Devlet şirkete dönüştü
Geçtiğimiz 2017 yılı sonuna doğru çıkarılan 130 maddeden oluşan torba yasa, AKP’nin devleti bir şirket gibi yönetmek istediğinin açık göstergesi olmuştu. Yasayla yaylalar, meralar, ormanlar, sınırsızca maden ve enerji şirketlerinin hizmetine koşuldu. Fiili olarak uygulanmayan ÇED süreçleri neredeyse yasal olarak kaldırıldı. Kamuya ait kırda ve kentte ne var ne yok satılmasının önü açıldı. Sulu ya da susuz tüm tarım arazilerinin gerektiğinde tamamıyla maden ve petrol sahasına dönüştürülmesi sağlandı.
Maden Bölgesi
Yönetmeliğin 1. Maddesi’nin a) fıkrasında yönetmeliğin amacı şöyle yazılmış: “Birbirine bitişik ve/veya yakın I. Grup, II. Grup (a) bendi ve IV. Grup (b) bendi maden sahalarında tek başına yapılan maden işletme faaliyetlerinin; çevresel etkileri, şehirleşme, işletme güvenliği, rezervin verimli işletilmesi ve benzeri sebeplerden dolayı oluşturduğu olumsuz etkilerin ortadan kaldırılması amacıyla yapılacak proje ve planlama çerçevesinde maden bölgesinin ilan edilmesine, bu ruhsatların yeni ruhsatta birleştirilerek oluşturulacak maden bölgesinde ortak proje kapsamında maden işletme faaliyetlerinde bulunulmasına.”
Vadilerin paylaşımı
Yönetmeliğin 1. Maddesi’nin devam eden fıkralarında vadilerin nasıl paylaşılacağı işlenmiş. Yönetmeliğin 1. Maddesi b) fıkrasında: “Aynı grup ruhsatlar için maden bölgesinin oluşturulması amacıyla ruhsatların birleştirilmesi, taksiri, iptali, ihale edilmesi, yeniden ruhsatlandırılması, ruhsatlardaki yatırım giderlerinin belirlenmesi ve ödenmesine.” C) fıkrasında: “Maden bölgesi içerisinde yer alacak ruhsatların maden rezervlerinin ve kurulacak tüzel kişilikte bu ruhsat sahiplerinin rezervlerine göre hisse paylarının hesaplanmasına.”
Madenciler hükümete ricacı
Madenciler geçtiğimiz yıl bir araya gelerek hükümetten bazı isteklerde bulunmuşlardı. En önemli sorunları için, “Bir alan için başvuruda bulunulduğunda Tarım Bakanlığı’ndan, Orman Bakanlığı’ndan, DSİ gibi kurumların da yer aldığı 18 ayrı kurumdan izin alıyorsun.
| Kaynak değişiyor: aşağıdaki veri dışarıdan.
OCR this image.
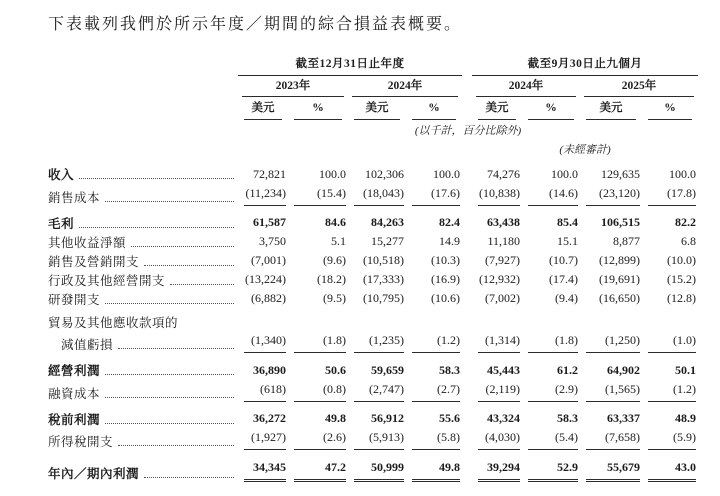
下表載列我們於所示年度／期間的綜合損益表概要。

	截至12月31日止年度					截至9月30日止九個月			

	2023年		2024年			2024年		2025年	

	美元	%	美元	%		美元	%	美元	%

(以千計，百分比除外)									

(未經審計)									

收入	72,821	100.0	102,306	100.0		74,276	100.0	129,635	100.0

銷售成本	(11,234)	(15.4)	(18,043)	(17.6)		(10,838)	(14.6)	(23,120)	(17.8)

毛利	61,587	84.6	84,263	82.4		63,438	85.4	106,515	82.2

其他收益淨額	3,750	5.1	15,277	14.9		11,180	15.1	8,877	6.8

銷售及營銷開支	(7,001)	(9.6)	(10,518)	(10.3)		(7,927)	(10.7)	(12,899)	(10.0)

行政及其他經營開支	(13,224)	(18.2)	(17,333)	(16.9)		(12,932)	(17.4)	(19,691)	(15.2)

研發開支	(6,882)	(9.5)	(10,795)	(10.6)		(7,002)	(9.4)	(16,650)	(12.8)

貿易及其他應收款項的									

減值虧損	(1,340)	(1.8)	(1,235)	(1.2)		(1,314)	(1.8)	(1,250)	(1.0)

經營利潤	36,890	50.6	59,659	58.3		45,443	61.2	64,902	50.1

融資成本	(618)	(0.8)	(2,747)	(2.7)		(2,119)	(2.9)	(1,565)	(1.2)

稅前利潤	36,272	49.8	56,912	55.6		43,324	58.3	63,337	48.9

所得稅開支	(1,927)	(2.6)	(5,913)	(5.8)		(4,030)	(5.4)	(7,658)	(5.9)

年內／期內利潤	34,345	47.2	50,999	49.8		39,294	52.9	55,679	43.0
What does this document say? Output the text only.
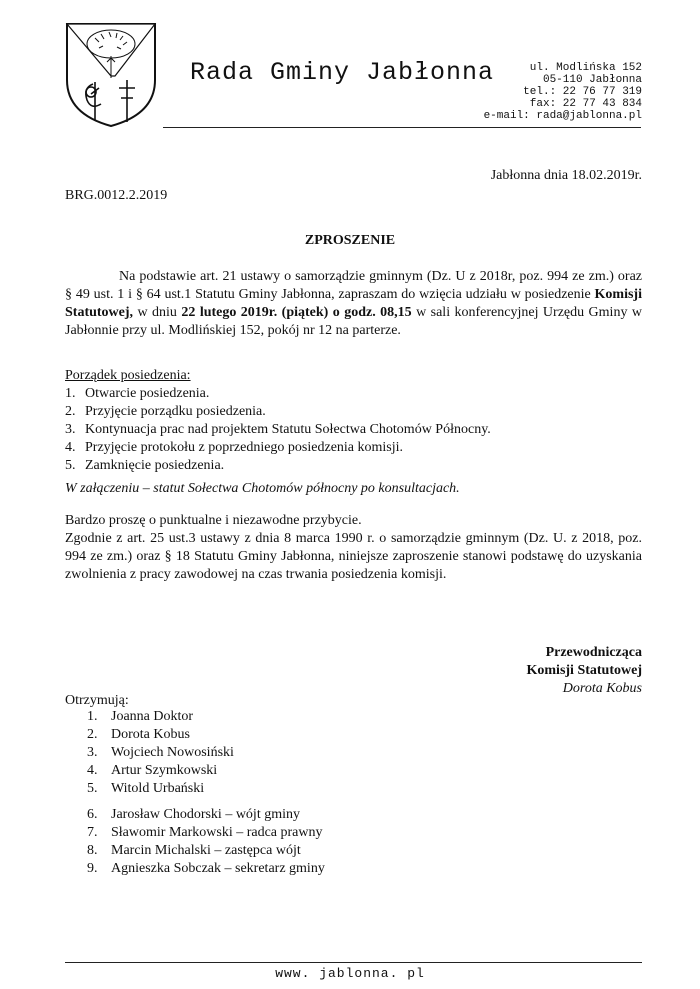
Rada Gminy Jabłonna	ul. Modlińska 152
05-110 Jabłonna
tel.: 22 76 77 319
fax: 22 77 43 834
e-mail: rada@jablonna.pl
Jabłonna dnia 18.02.2019r.
BRG.0012.2.2019
ZPROSZENIE
Na podstawie art. 21 ustawy o samorządzie gminnym (Dz. U z 2018r, poz. 994 ze zm.) oraz § 49 ust. 1 i § 64 ust.1 Statutu Gminy Jabłonna, zapraszam do wzięcia udziału w posiedzenie Komisji Statutowej, w dniu 22 lutego 2019r. (piątek) o godz. 08,15 w sali konferencyjnej Urzędu Gminy w Jabłonnie przy ul. Modlińskiej 152, pokój nr 12 na parterze.
Porządek posiedzenia:
1. Otwarcie posiedzenia.
2. Przyjęcie porządku posiedzenia.
3. Kontynuacja prac nad projektem Statutu Sołectwa Chotomów Północny.
4. Przyjęcie protokołu z poprzedniego posiedzenia komisji.
5. Zamknięcie posiedzenia.
W załączeniu – statut Sołectwa Chotomów północny po konsultacjach.
Bardzo proszę o punktualne i niezawodne przybycie.
Zgodnie z art. 25 ust.3 ustawy z dnia 8 marca 1990 r. o samorządzie gminnym (Dz. U. z 2018, poz. 994 ze zm.) oraz § 18 Statutu Gminy Jabłonna, niniejsze zaproszenie stanowi podstawę do uzyskania zwolnienia z pracy zawodowej na czas trwania posiedzenia komisji.
Przewodnicząca
Komisji Statutowej
Dorota Kobus
Otrzymują:
1. Joanna Doktor
2. Dorota Kobus
3. Wojciech Nowosiński
4. Artur Szymkowski
5. Witold Urbański
6. Jarosław Chodorski – wójt gminy
7. Sławomir Markowski – radca prawny
8. Marcin Michalski – zastępca wójt
9. Agnieszka Sobczak – sekretarz gminy
www. jablonna. pl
Üstelik birinin izin süreci tamamlanmadan diğerinden izin alamıyorsun. Bu süreci kısaltmak adına devletin daha kârlı çıkması için, bir sahada herhangi bir maden varsa, ülke ekonomisi için faydası olduğuna inanıyorsa, gerekli izinleri hazırlayıp, ruhsata hazır hale gelip öyle ihaleye çıkılsın. Bu pratiklik sağlar ve ülke enerjisinin ortaya çıkmasını sağlar” dediler.
Sınırsız özgürlük
Toplantıda Tüprag Metal Madencilik Yönetim Kurulu Başkanı Mehmet Yılmaz, “Bütün izin ve ruhsatlar tek makamdan alınmalı” talebinde bulunmuş. Madencilik amaçlı, kamuya ait bazı arazilerin kullanmaları söz konusu olduğunu belirten madenciler, meraların, hazine arazisi veya taşlık, tescil dışı olan yerler için. Bunları almak gerçekten eskisi kadar kolay değil, çok ciddi sorunlar yaşanıyor. Sadece ruhsatı alıp gidip hemen madenciliğe başlayamıyorsunuz. Bu coğrafyaya getirdiği çok büyük bir doğal kaynak zenginliği var. Aynı zamanda çeşitliliği var. Bizim bunları çok hızlı bir şekilde ekonomimize kazandırmamız lazım” sözleri, doğal alanların tamamında istediklerini yapabilme özgürlüğünü talep ettiklerini gösteriyordu.